Еще никогда в жизни я не проезжал пятнадцать километров в предместье Парижа за столь короткое время. Я не обращал внимания ни на светофоры, ни на разделительные полосы, ни на предупредительные знаки. В голове у меня стучали слова жены Сиберски, и я молился, молился изо всех сил… «Теперь у нас настоящая семья. Вы должны его беречь… Теперь у нас настоящая семья. Вы должны его беречь…»
Свет в его квартире на третьем этаже выключен. Я перескакивал через ступени лестницы со скоростью, от которой готовы были лопнуть мои жилы и легкие. «Скорая» еще не приехала. Дверь не сдерживала никакая задвижка. Я открыл ее ударом ноги. Держа перед собой «глок», я осмотрел прихожую, бросился в кухню, потом в спальню.
Я обнаружил его распростертым на полу, с мобильником в окровавленной руке. Слюна, пузырясь, стекала из открытого рта, глаза смотрели в потолок. Я не знал, кого благодарить, когда кончиками пальцев уловил трепет его сердца. Пульс ровный, дыхание размеренное. Я осторожно подсунул руку ему под затылок, из правой ноздри вытекла струйка крови. Его отделали так, что лицо стало почти неузнаваемым, но специально оставили в живых. Я вывалил все из висящей в туалете аптечки, нашел перекись водорода, антисептик, бинты.
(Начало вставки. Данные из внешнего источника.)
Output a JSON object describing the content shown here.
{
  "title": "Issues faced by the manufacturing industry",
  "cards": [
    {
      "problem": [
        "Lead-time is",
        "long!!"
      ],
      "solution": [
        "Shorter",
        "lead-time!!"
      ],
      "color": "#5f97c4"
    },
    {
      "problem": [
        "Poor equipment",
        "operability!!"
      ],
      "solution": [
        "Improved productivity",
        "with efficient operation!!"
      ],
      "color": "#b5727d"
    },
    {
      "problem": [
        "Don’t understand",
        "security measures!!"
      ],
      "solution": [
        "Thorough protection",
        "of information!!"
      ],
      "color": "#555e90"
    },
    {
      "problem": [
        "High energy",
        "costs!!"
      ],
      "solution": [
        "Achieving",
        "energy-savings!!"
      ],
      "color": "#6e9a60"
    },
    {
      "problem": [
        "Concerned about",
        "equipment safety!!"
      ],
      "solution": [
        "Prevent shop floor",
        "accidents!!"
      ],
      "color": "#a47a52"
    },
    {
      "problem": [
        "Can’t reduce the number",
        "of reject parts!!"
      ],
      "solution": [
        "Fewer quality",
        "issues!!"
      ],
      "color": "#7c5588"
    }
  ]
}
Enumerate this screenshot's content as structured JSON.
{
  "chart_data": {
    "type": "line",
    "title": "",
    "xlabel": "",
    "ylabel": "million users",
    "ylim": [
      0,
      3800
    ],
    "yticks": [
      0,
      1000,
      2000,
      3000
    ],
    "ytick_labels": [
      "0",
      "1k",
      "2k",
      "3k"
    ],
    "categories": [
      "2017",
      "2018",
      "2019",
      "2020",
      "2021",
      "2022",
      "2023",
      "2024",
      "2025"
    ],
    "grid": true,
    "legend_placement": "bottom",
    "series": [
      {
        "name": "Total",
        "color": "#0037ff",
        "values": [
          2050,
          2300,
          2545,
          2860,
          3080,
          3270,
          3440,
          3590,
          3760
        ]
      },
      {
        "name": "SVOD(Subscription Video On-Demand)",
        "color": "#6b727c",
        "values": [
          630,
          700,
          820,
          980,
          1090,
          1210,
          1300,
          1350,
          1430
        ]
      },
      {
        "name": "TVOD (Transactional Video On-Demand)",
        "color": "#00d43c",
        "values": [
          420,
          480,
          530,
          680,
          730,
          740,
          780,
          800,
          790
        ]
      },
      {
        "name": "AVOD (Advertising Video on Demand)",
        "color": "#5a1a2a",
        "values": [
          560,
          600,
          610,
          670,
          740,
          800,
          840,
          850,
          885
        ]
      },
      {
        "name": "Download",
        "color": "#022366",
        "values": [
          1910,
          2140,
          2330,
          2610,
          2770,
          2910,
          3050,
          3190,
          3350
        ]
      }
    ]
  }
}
От запаха антисептика он пришел в себя.
— Не пытайся говорить, — приказал я. — «Скорая» будет через несколько минут.
Я смочил ему лоб холодной водой:
— Сейчас полегчает.
Спустя пять минут появились трое в медицинских халатах.
— Он сильно избит, но жив, — сообщил я.
Один из них дал Сиберски кислородную маску.
— Горло отекло, но он дышит… Пульс — восемьдесят. Артериальное давление — сто двадцать на восемьдесят. А что тут произошло?
— На него напали.
Сиберски вцепился мне в запястье:
— Двое… застали меня… спящим… лиц не видел… в черных масках… дайте что-нибудь… челюсть болит…
— Поехали! — бросил врач «скорой».
Выходя, я позвонил комиссару местного отделения полиции и осмотрел замок. Ничего не было сломано…
Я добился разрешения сесть рядом с Сиберски в медицинском фургоне и сопровождать его в больницу.
— Чего хотели эти люди? Зачем напали? Это воры? — Он с трудом шевелил распухшими губами, но слова можно было разобрать. — Они спросили… меня… зачем мы совались… в их дела… Это было… предупреждение… Мне страшно… комиссар… Я боюсь… за жену… и сына…
Электрокардиограф показывал пульс сто пятьдесят. Врач знаком велел мне не беспокоить раненого.
— Что еще они тебе сказали?
— Ничего… Я спросил… у них… знают ли они… что ослы… писают на водочную траву… — Он улыбнулся, и я увидел окровавленные десны. — Тогда… они меня страшно избили…
— Тебе удалось что-нибудь заметить?
— Было темно… И они… светили мне в глаза… своим фонарем…
— Как они вошли?
— Не закрыл дверь на ключ… после вашего ухода…
«Теперь у нас настоящая семья. Вы должны его беречь… Теперь у нас настоящая семья. Вы должны его беречь…»
— Обещаю тебе, завтра утром я схожу к ней…
Наконец он закрыл глаза, дав легким болеутоляющим унести себя подальше от этого паршивого мира.
Рентген не выявил никакого перелома. Нос выдержал удар, поскольку уже был сломан в юности. Пострадала только нижняя челюсть: сломаны два зуба и десны в плачевном состоянии. Ему наложили швы и поместили в отдельной палате. Я провел рядом с ним ночь, клокоча от ненависти.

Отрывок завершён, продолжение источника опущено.